The United States District Court for the District of New Hampshire, applying California law, considered several exclusions under a directors and officers liability policy as applied to a violation of the California Franchise Investment Law (“CFIL”). The claim involved an insured franchisor’s violation of the CFIL for failing to disclose prior fraud cases against the company’s founder when entering into a new franchise agreement. MRFranchise, Inc. v. Stratford Ins. Co., 2024 WL 4651195 (D.N.H. Nov. 1, 2024). The court held that the policy’s prior notice exclusion potentially applied, preventing resolution of the case in favor of the insured on summary judgment; however, it held that the policy’s intentional acts and contract exclusions did not bar coverage.

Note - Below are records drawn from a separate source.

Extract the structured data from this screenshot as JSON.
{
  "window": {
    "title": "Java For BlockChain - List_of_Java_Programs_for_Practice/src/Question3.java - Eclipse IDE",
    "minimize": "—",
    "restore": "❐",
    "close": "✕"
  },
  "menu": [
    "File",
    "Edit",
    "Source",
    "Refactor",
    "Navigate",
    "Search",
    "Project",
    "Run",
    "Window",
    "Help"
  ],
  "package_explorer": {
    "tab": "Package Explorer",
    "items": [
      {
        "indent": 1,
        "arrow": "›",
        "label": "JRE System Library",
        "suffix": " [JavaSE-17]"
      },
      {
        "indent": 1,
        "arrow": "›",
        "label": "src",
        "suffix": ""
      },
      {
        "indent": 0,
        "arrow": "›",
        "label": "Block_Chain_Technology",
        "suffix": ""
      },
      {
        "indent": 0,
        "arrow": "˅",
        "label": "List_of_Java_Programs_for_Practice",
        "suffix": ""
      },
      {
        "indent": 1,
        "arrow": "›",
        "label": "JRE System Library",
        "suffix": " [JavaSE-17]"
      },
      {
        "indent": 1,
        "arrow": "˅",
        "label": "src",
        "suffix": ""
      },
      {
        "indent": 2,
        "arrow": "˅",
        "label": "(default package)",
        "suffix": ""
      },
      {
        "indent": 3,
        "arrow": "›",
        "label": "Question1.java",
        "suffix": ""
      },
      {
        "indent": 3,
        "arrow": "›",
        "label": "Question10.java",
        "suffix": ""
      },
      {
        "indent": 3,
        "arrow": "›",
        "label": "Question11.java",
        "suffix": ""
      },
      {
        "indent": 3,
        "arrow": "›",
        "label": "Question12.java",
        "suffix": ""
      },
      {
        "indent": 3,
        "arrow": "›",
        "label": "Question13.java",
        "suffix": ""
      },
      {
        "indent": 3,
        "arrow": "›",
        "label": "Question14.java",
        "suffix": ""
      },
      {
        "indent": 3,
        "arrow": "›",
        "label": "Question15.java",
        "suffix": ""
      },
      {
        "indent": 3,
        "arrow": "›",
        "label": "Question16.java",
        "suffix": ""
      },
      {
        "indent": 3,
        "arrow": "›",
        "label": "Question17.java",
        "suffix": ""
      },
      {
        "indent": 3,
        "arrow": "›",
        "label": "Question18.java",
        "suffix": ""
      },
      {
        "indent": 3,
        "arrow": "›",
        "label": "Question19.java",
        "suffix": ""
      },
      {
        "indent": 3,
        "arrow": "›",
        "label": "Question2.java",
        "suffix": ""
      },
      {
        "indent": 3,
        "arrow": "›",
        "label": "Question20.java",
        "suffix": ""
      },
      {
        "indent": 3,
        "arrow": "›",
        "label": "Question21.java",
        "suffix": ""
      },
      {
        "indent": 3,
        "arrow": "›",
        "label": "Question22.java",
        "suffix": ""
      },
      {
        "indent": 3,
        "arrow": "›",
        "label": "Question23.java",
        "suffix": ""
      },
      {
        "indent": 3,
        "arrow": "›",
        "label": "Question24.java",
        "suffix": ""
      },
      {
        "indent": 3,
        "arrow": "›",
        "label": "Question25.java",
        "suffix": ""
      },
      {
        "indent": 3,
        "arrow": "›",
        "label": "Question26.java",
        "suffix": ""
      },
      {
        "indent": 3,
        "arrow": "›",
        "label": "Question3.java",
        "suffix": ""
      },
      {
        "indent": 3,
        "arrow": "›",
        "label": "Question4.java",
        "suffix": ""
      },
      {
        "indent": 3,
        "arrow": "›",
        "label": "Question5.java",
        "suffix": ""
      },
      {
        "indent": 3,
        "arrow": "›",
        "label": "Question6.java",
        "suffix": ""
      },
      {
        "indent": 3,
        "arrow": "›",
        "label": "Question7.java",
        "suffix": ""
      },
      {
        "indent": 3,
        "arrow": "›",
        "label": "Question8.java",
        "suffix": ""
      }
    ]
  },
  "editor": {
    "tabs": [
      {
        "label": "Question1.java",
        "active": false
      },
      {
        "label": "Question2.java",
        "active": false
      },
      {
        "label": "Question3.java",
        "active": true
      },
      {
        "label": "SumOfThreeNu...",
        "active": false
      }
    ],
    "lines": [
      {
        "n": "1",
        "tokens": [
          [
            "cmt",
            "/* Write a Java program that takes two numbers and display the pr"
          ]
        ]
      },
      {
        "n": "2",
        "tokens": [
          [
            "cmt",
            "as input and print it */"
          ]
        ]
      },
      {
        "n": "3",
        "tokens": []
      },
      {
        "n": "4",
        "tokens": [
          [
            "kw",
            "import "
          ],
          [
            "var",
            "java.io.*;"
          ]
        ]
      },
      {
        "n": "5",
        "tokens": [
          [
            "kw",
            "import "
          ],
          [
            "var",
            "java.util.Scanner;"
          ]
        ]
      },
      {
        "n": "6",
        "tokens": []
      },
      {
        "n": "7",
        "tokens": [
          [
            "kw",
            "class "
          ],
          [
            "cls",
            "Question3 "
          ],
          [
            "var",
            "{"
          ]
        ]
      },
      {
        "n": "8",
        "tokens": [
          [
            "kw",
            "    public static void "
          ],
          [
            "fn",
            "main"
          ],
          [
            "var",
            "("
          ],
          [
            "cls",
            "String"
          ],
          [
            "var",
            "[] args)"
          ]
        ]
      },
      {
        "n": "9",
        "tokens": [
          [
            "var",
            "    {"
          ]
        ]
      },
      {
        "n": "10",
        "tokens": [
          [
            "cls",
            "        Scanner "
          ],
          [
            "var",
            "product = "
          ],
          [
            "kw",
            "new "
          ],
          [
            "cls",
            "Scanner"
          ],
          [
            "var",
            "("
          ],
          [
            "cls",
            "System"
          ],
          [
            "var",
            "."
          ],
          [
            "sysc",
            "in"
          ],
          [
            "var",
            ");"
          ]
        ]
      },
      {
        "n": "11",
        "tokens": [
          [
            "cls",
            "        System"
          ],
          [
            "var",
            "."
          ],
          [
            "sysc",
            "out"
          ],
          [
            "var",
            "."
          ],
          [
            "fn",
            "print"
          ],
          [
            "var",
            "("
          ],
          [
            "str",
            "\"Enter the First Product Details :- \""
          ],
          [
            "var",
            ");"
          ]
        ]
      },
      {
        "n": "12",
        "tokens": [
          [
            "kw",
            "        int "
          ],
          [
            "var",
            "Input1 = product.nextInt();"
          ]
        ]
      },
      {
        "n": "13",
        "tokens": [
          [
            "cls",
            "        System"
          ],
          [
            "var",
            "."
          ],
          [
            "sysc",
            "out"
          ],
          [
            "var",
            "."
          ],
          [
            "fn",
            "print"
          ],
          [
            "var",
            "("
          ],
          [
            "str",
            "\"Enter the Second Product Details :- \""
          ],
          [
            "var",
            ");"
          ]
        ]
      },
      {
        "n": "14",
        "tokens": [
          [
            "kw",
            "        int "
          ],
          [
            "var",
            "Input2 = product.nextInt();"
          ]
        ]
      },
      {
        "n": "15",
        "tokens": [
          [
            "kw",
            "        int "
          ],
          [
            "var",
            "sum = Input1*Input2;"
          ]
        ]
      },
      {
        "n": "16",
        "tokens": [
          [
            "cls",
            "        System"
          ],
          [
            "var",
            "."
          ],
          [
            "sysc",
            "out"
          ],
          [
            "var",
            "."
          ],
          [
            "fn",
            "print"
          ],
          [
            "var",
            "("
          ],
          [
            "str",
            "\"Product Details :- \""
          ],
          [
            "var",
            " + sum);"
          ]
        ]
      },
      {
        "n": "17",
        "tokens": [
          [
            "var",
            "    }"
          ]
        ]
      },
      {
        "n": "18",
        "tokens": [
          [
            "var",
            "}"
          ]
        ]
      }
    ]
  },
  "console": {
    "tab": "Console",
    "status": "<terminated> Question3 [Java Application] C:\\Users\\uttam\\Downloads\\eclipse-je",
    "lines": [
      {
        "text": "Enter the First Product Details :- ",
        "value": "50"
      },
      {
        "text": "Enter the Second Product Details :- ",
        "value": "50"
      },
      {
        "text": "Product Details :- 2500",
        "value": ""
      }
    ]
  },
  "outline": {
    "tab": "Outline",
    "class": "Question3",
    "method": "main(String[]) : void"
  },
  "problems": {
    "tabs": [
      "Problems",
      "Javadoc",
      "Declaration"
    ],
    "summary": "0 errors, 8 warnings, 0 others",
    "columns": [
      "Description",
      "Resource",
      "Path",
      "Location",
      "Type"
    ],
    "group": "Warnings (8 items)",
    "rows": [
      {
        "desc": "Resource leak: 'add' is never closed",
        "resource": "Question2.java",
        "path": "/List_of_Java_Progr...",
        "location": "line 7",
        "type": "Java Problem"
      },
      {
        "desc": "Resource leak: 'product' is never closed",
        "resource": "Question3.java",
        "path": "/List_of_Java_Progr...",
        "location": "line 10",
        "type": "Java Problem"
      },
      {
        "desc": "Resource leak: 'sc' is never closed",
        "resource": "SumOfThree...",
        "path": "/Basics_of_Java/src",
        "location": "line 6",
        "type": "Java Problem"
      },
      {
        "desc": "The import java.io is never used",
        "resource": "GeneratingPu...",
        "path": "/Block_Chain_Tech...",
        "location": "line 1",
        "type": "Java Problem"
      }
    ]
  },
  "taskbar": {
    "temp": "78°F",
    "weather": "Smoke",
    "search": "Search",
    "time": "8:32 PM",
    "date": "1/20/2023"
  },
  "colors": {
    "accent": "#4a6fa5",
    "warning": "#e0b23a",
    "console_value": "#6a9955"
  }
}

The insured, a kabob restaurant chain franchisor, entered into a franchise agreement with a new franchisee. As part of the process, the insured made disclosures to the franchisee as required by the CFIL. One disclosure concerned whether the insured “had been held liable in—or had paid money to settle—a civil case involving allegations of ‘fraud, unfair or deceptive practices, or comparable allegations’ in the ten years immediately preceding the disclosures.” The insured answered no. Later, the new franchise arrangement fell apart, after which the insured filed an arbitration proceeding against the franchisee. The franchisee filed a counter-complaint in the arbitration alleging that the insured had violated the CFIL by failing to disclose prior fraud cases against the insured’s founder, president, and CEO. The arbitrator found that the insured corporate entity had willfully violated the CFIL.

In coverage litigation, the court considered the policy’s prior notice exclusion, which provided that “in the event of any material misstatement, misrepresentation or omission in the Application, there shall be no coverage under this Policy for any Insured who had actual or imputed knowledge as of the inception date of the Policy Period of the facts that were misstated, misrepresented or omitted in the Application.” The insurer argued that the exclusion applied because, in the months prior to signing the application, the insured had issued a notice of default to the franchisee and disagreements had ensued regarding the terms of a buy-back agreement. The court agreed, holding that a reasonable jury could find that the insured knew of a potential claim before submitting the application.

The court also considered whether the policy’s intentional acts exclusion applied, which barred coverage for a claim “brought about or contributed to by . . . the committing of any intentional criminal or deliberate fraudulent act, if such . . . act is established by a final, non-appealable adjudication in the underlying action.” The court held that, although the arbitrator had found that the insured’s corporate entity had willfully violated the CFIL, the finding did not lead to application of the intentional acts exclusion against the insured’s CEO, who was found jointly and severally liable for the CFIL violation, because there was no willful violation of the CFIL on the CEO’s part. The court was not persuaded that the arbitrator’s finding that the CEO “materially aided” in the CFIL violation required application of the exclusion.

Finally, the court held that the policy’s contract exclusion did not bar coverage for the CFIL claim even though the arbitration dispute largely involved claims alleging breach of the franchise agreement. The exclusion barred coverage for claims “based upon or attributable to liability under any oral or written contract or agreement” “provided, however, that this exclusion shall not be applicable to an Insured’s alleged liability that exists in the absence of such contract or agreement.” The court determined that the insured’s liability to the franchisee was “based upon or attributable to” the insured’s misrepresentations in making incomplete statutory disclosures under the CFIL and did not stem from the franchise agreement itself.